Chapter 14: Standardizing Electrofishing Power for Boat Electrofishing

L. E. (Steve) Miranda


Standardization of electrofishing can help reduce the variability of survey data and potentially reduce injury to fish. Without standardization, differences among collections can be partially attributed to disparities in electrofishing methodology, intensity of the electrical field, and size of the electrical field rather than to disparities in fish abundance, population structure, or fish community composition. Such standardization is critical when electrofishing is used to monitor temporal and spatial changes of fish assemblages in waters with diverse ambient conductivities.
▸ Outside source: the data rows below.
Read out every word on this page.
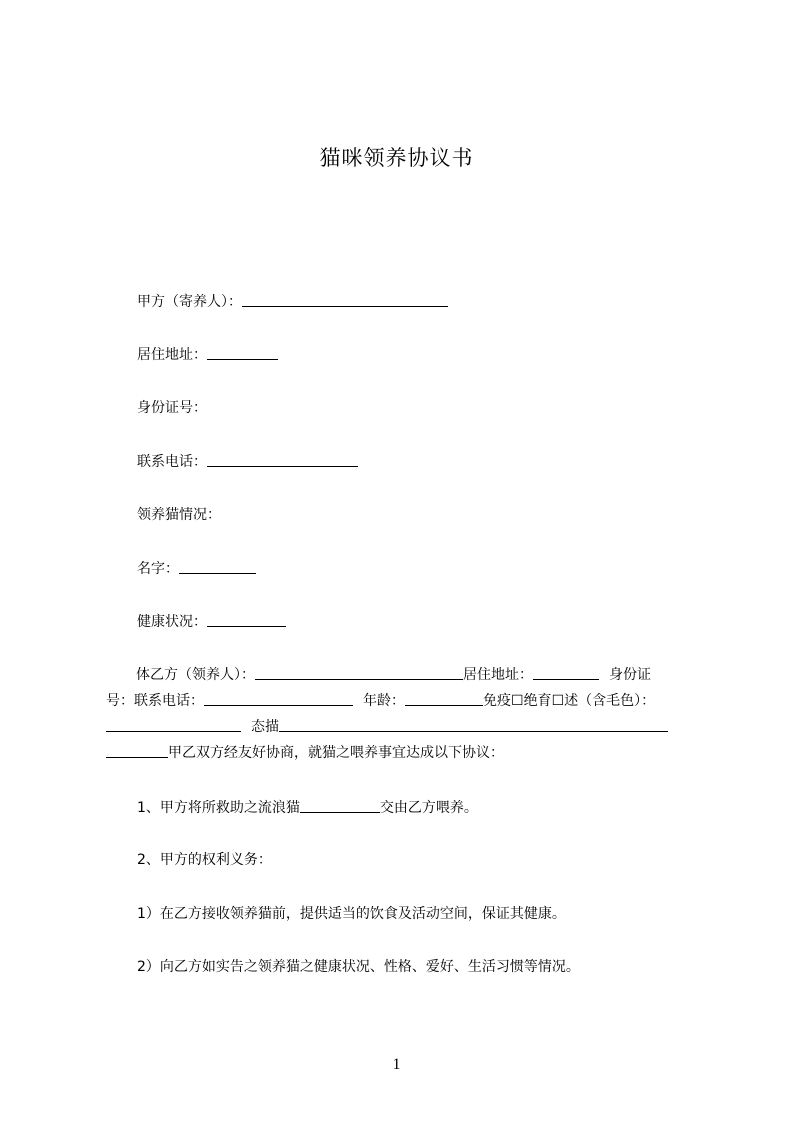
猫咪领养协议书
甲方（寄养人）：
居住地址：
身份证号：
联系电话：
领养猫情况：
名字：
健康状况：
体乙方（领养人）：	居住地址：	身份证
号：联系电话：	年龄：	免疫☐绝育☐述（含毛色）：
态描
甲乙双方经友好协商，就猫之喂养事宜达成以下协议：
1、甲方将所救助之流浪猫	交由乙方喂养。
2、甲方的权利义务：
1）在乙方接收领养猫前，提供适当的饮食及活动空间，保证其健康。
2）向乙方如实告之领养猫之健康状况、性格、爱好、生活习惯等情况。
1
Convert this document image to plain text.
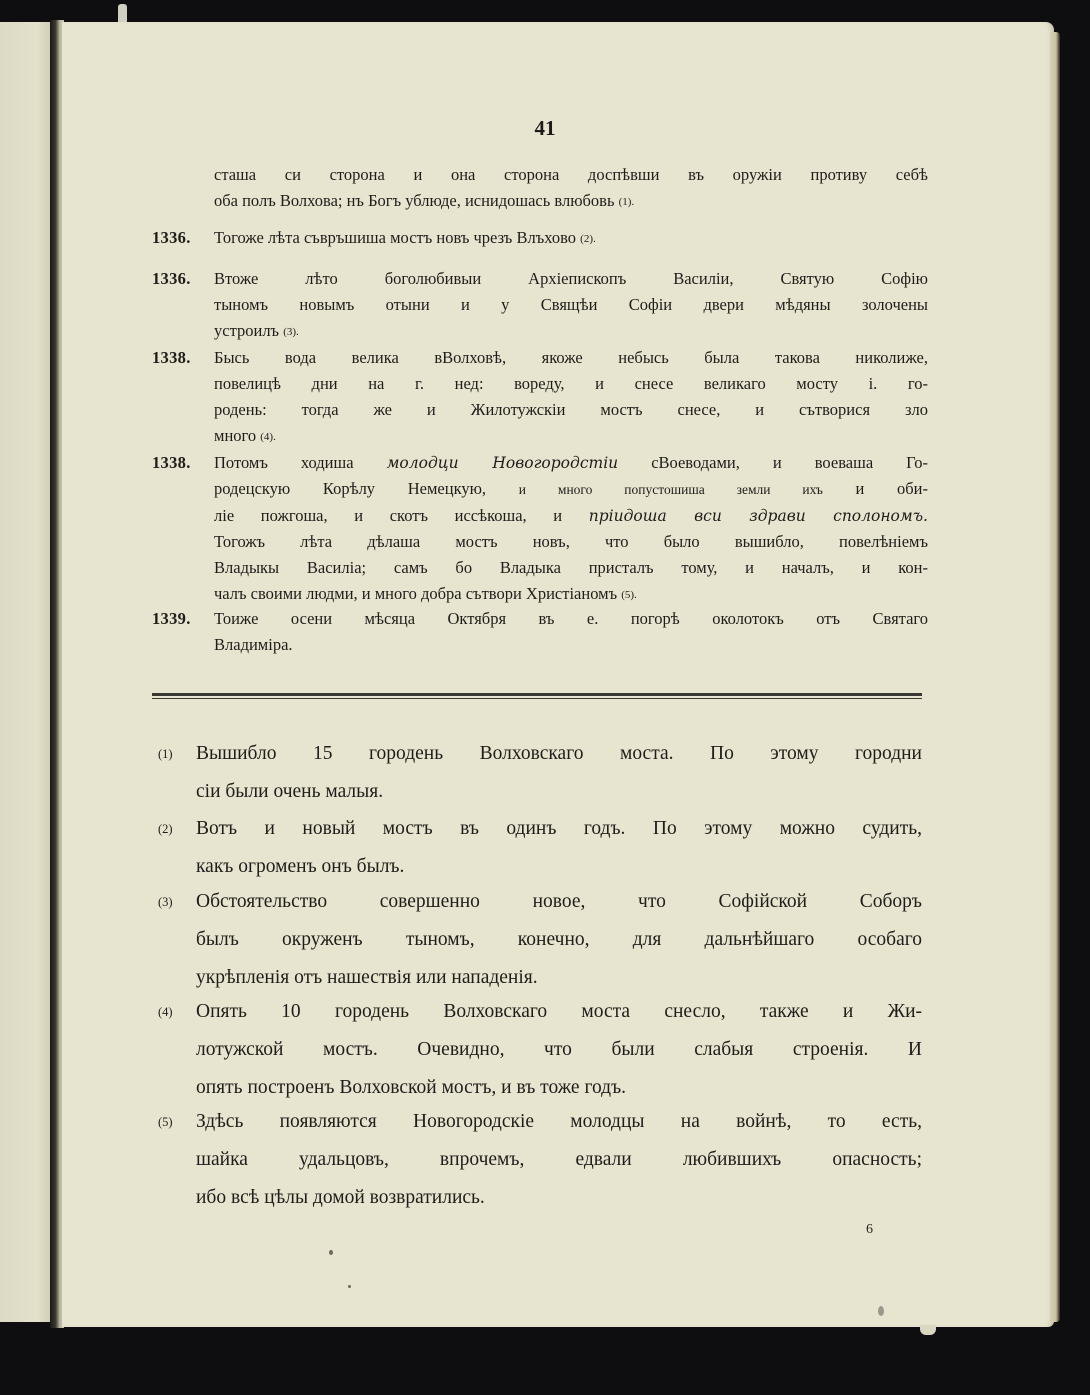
41
сташа си сторона и она сторона доспѣвши въ оружіи противу себѣ
оба полъ Волхова; нъ Богъ ублюде, иснидошась влюбовь (1).
1336. Тогоже лѣта съвръшиша мостъ новъ чрезъ Влъхово (2).
1336. Втоже лѣто боголюбивыи Архіепископъ Василіи, Святую Софію
тыномъ новымъ отыни и у Свящѣи Софіи двери мѣдяны золочены
устроилъ (3).
1338. Бысь вода велика вВолховѣ, якоже небысь была такова николиже,
повелицѣ дни на г. нед: вореду, и снесе великаго мосту і. го-
родень: тогда же и Жилотужскіи мостъ снесе, и сътворися зло
много (4).
1338. Потомъ ходиша молодци Новогородстіи сВоеводами, и воеваша Го-
родецскую Корѣлу Немецкую, и много попустошиша земли ихъ и оби-
ліе пожгоша, и скотъ иссѣкоша, и пріидоша вси здрави сполономъ.
Тогожъ лѣта дѣлаша мостъ новъ, что было вышибло, повелѣніемъ
Владыкы Василіа; самъ бо Владыка присталъ тому, и началъ, и кон-
чалъ своими людми, и много добра сътвори Христіаномъ (5).
1339. Тоиже осени мѣсяца Октября въ е. погорѣ околотокъ отъ Святаго
Владиміра.
(1) Вышибло 15 городень Волховскаго моста. По этому городни
сіи были очень малыя.
(2) Вотъ и новый мостъ въ одинъ годъ. По этому можно судить,
какъ огроменъ онъ былъ.
(3) Обстоятельство совершенно новое, что Софійской Соборъ
былъ окруженъ тыномъ, конечно, для дальнѣйшаго особаго
укрѣпленія отъ нашествія или нападенія.
(4) Опять 10 городень Волховскаго моста снесло, также и Жи-
лотужской мостъ. Очевидно, что были слабыя строенія. И
опять построенъ Волховской мостъ, и въ тоже годъ.
(5) Здѣсь появляются Новогородскіе молодцы на войнѣ, то есть,
шайка удальцовъ, впрочемъ, едвали любившихъ опасность;
ибо всѣ цѣлы домой возвратились.
6
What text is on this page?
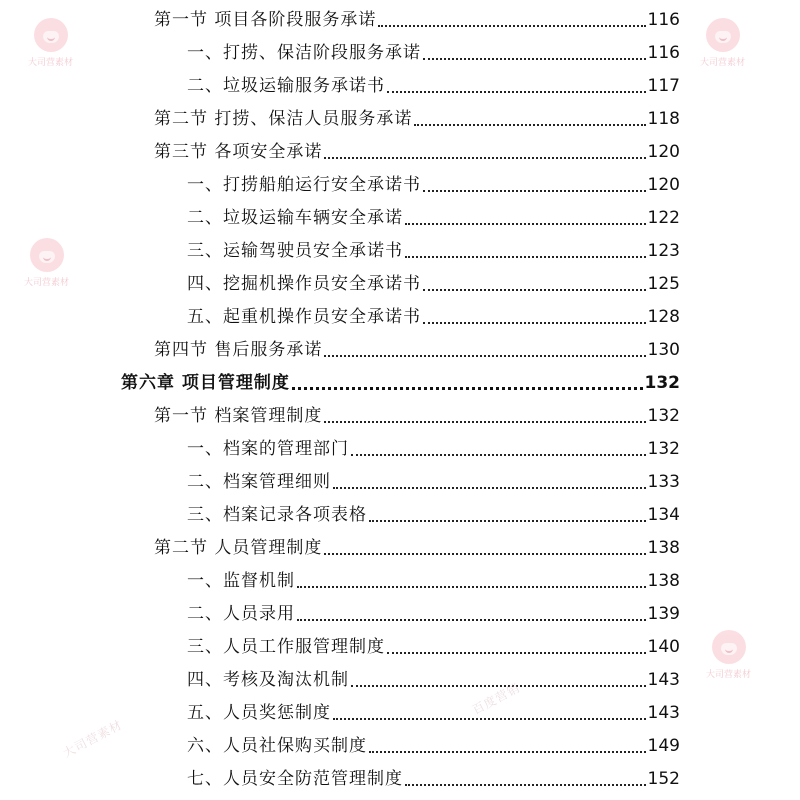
第一节 项目各阶段服务承诺	116
一、打捞、保洁阶段服务承诺	116
二、垃圾运输服务承诺书	117
第二节 打捞、保洁人员服务承诺	118
第三节 各项安全承诺	120
一、打捞船舶运行安全承诺书	120
二、垃圾运输车辆安全承诺	122
三、运输驾驶员安全承诺书	123
四、挖掘机操作员安全承诺书	125
五、起重机操作员安全承诺书	128
第四节 售后服务承诺	130
第六章 项目管理制度	132
第一节 档案管理制度	132
一、档案的管理部门	132
二、档案管理细则	133
三、档案记录各项表格	134
第二节 人员管理制度	138
一、监督机制	138
二、人员录用	139
三、人员工作服管理制度	140
四、考核及淘汰机制	143
五、人员奖惩制度	143
六、人员社保购买制度	149
七、人员安全防范管理制度	152
大司营素材	大司营素材
大司营素材
大司营素材
百度营销
大司营素材
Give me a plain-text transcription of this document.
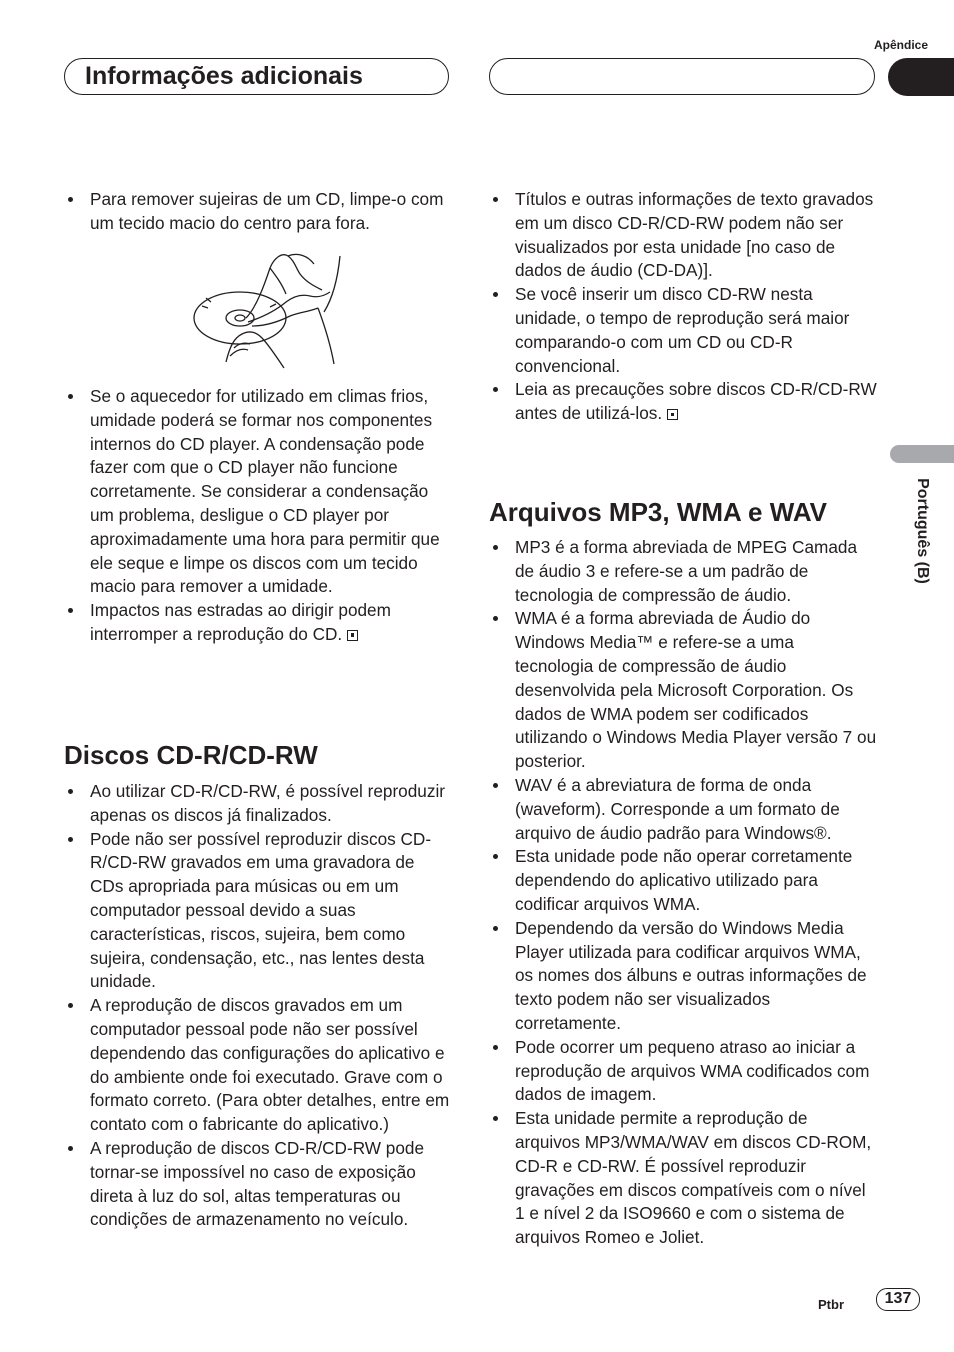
Apêndice
Informações adicionais
Português (B)
Para remover sujeiras de um CD, limpe-o com um tecido macio do centro para fora.
Se o aquecedor for utilizado em climas frios, umidade poderá se formar nos componentes internos do CD player. A condensação pode fazer com que o CD player não funcione corretamente. Se considerar a condensação um problema, desligue o CD player por aproximadamente uma hora para permitir que ele seque e limpe os discos com um tecido macio para remover a umidade.
Impactos nas estradas ao dirigir podem interromper a reprodução do CD.
Discos CD-R/CD-RW
Ao utilizar CD-R/CD-RW, é possível reproduzir apenas os discos já finalizados.
Pode não ser possível reproduzir discos CD-R/CD-RW gravados em uma gravadora de CDs apropriada para músicas ou em um computador pessoal devido a suas características, riscos, sujeira, bem como sujeira, condensação, etc., nas lentes desta unidade.
A reprodução de discos gravados em um computador pessoal pode não ser possível dependendo das configurações do aplicativo e do ambiente onde foi executado. Grave com o formato correto. (Para obter detalhes, entre em contato com o fabricante do aplicativo.)
A reprodução de discos CD-R/CD-RW pode tornar-se impossível no caso de exposição direta à luz do sol, altas temperaturas ou condições de armazenamento no veículo.
Títulos e outras informações de texto gravados em um disco CD-R/CD-RW podem não ser visualizados por esta unidade [no caso de dados de áudio (CD-DA)].
Se você inserir um disco CD-RW nesta unidade, o tempo de reprodução será maior comparando-o com um CD ou CD-R convencional.
Leia as precauções sobre discos CD-R/CD-RW antes de utilizá-los.
Arquivos MP3, WMA e WAV
MP3 é a forma abreviada de MPEG Camada de áudio 3 e refere-se a um padrão de tecnologia de compressão de áudio.
WMA é a forma abreviada de Áudio do Windows Media™ e refere-se a uma tecnologia de compressão de áudio desenvolvida pela Microsoft Corporation. Os dados de WMA podem ser codificados utilizando o Windows Media Player versão 7 ou posterior.
WAV é a abreviatura de forma de onda (waveform). Corresponde a um formato de arquivo de áudio padrão para Windows®.
Esta unidade pode não operar corretamente dependendo do aplicativo utilizado para codificar arquivos WMA.
Dependendo da versão do Windows Media Player utilizada para codificar arquivos WMA, os nomes dos álbuns e outras informações de texto podem não ser visualizados corretamente.
Pode ocorrer um pequeno atraso ao iniciar a reprodução de arquivos WMA codificados com dados de imagem.
Esta unidade permite a reprodução de arquivos MP3/WMA/WAV em discos CD-ROM, CD-R e CD-RW. É possível reproduzir gravações em discos compatíveis com o nível 1 e nível 2 da ISO9660 e com o sistema de arquivos Romeo e Joliet.
Ptbr	137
In a field study, standardization improved predictability of electrofishing catch rates by about 15% (Burkhardt and Gutreuter 1995). In a laboratory study, standardization of power transfer allowed scientists accurate prediction of control unit settings required to immobilize fish in a wide range of ambient conductivities (Miranda and Dolan 2003). Because electrofishing is an active capture method applied to changing microenvironments that continually distort the electric field and to multiple target species that respond differently to electric fields, complete standardization is not possible with present technology, but standardization of controllable power transferred to fish is advisable.

Standardizing boat electrofishing entails achieving an accepted level of collection consistency by managing various broad factors, including (1) the temporal and spatial distribution of sampling effort, (2) boat operation, (3) equipment configuration, (4) characteristics of the waveform and energized field, and (5) power transferred to fish. This chapter focuses exclusively on factor 5; factors 1–4 have been addressed in earlier chapters. Additionally, while the concepts covered in this chapter address boat electrofishing in general, the power settings discussed were developed from tests with primarily warmwater fish assemblages. Others (See Chapter 9) recommend lower power settings for assemblages consisting primarily of coldwater fishes. For reviews of basic concepts of electricity, electrofishing theory and systems, fish behavior relative to diverse waveforms, and injury matters, the reader is referred to Novotny (1990), Reynolds (1996), and Snyder (2003).